Pastor v. State Farm Mutual Automobile Ins. Co., 487 F.3d 1042 (7th Cir. 2007)
Step 1: Break windshield.
Step 2: Repair windshield.
Step 3: File claim with insurer.
Step 4: Sue insurer on behalf of class because the insurer did not pay $10 that you are owed by virtue of a clause in the insurance policy that obliges insurer to pay you $10 per day if you do not rent a car while your car is not usable.
At least this is the method Carol Pastor decided to follow almost 10 years after a car accident that originally damaged her window.
In Pastor v. State Farm Mutual Automobile Ins. Co., 487 F.3d 1042 (7th Cir. 2007), the court heard an appeal challenging the denial of class certification. Pastor damaged her windshield in a car accident. She repaired the windshield (which took about an hour at a repair shop) and filed a claim with State Farm. Pastor was paid on the claim.

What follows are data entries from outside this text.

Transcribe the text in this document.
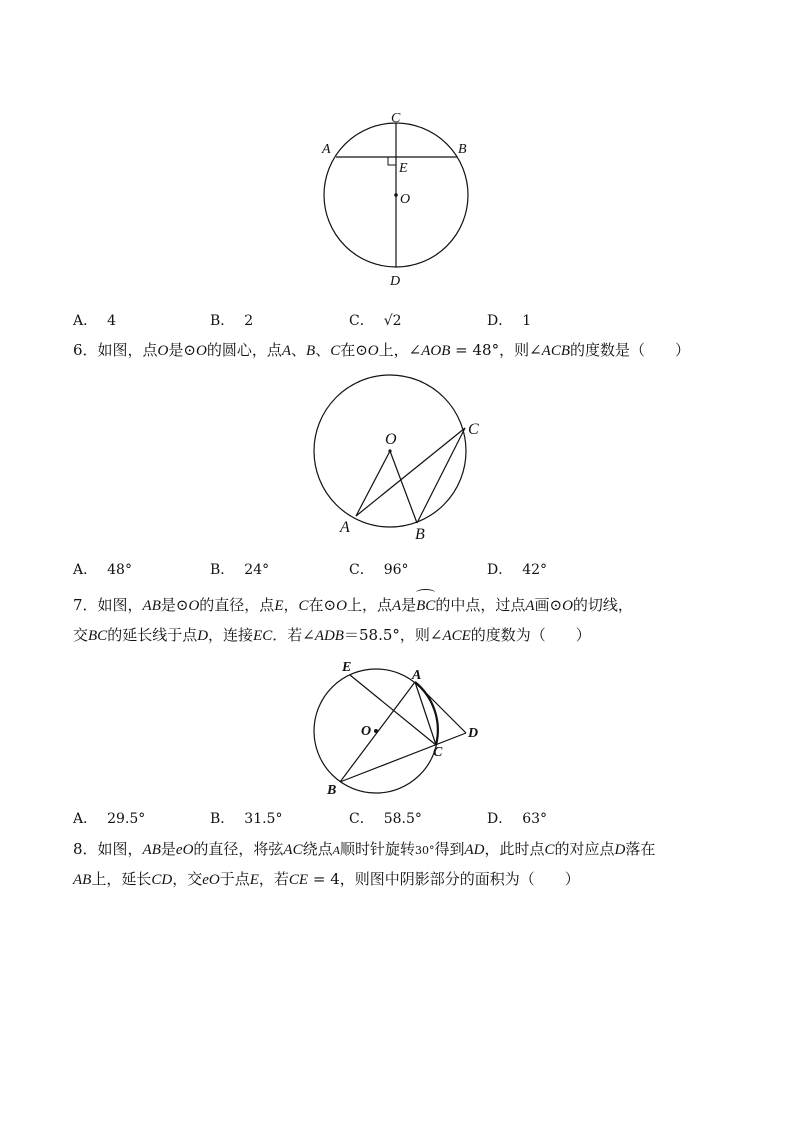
A	B
C
E
O
D
A． 4	B． 2	C． √2	D． 1
6．如图，点O是⊙O的圆心，点A、B、C在⊙O上，∠AOB = 48°，则∠ACB的度数是（　　）
O
C
A	B
A． 48°	B． 24°	C． 96°	D． 42°
7．如图，AB是⊙O的直径，点E，C在⊙O上，点A是BC的中点，过点A画⊙O的切线，
交BC的延长线于点D，连接EC．若∠ADB＝58.5°，则∠ACE的度数为（　　）
E
A
O
C
D
B
A． 29.5°	B． 31.5°	C． 58.5°	D． 63°
8．如图，AB是eO的直径，将弦AC绕点A顺时针旋转30°得到AD，此时点C的对应点D落在
AB上，延长CD，交eO于点E，若CE = 4，则图中阴影部分的面积为（　　）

Almost 10 years later, Pastor sued State Farm on behalf of herself and all similar policy holders because the company failed to voluntarily pay $10 to her while her car was out of commission. The district court denied class certification. After accepting an offer of judgment, Pastor appealed.
The 7th Circuit determined that it would be reasonably likely that the suit meets CAFA requirements of $5 million minimum in controversy based on the sheer number of policy holders. However, the court could not muster the “picture of a federal judge presiding over thousands of evidentiary hearings each involving a trivial amount of money.”
Ultimately, the court decided that when a “separate evidentiary hearing is required for each class member’s claim, the aggregate expense may, if each claim is very small, swamp the benefit of class-action treatment.” Class certification was denied.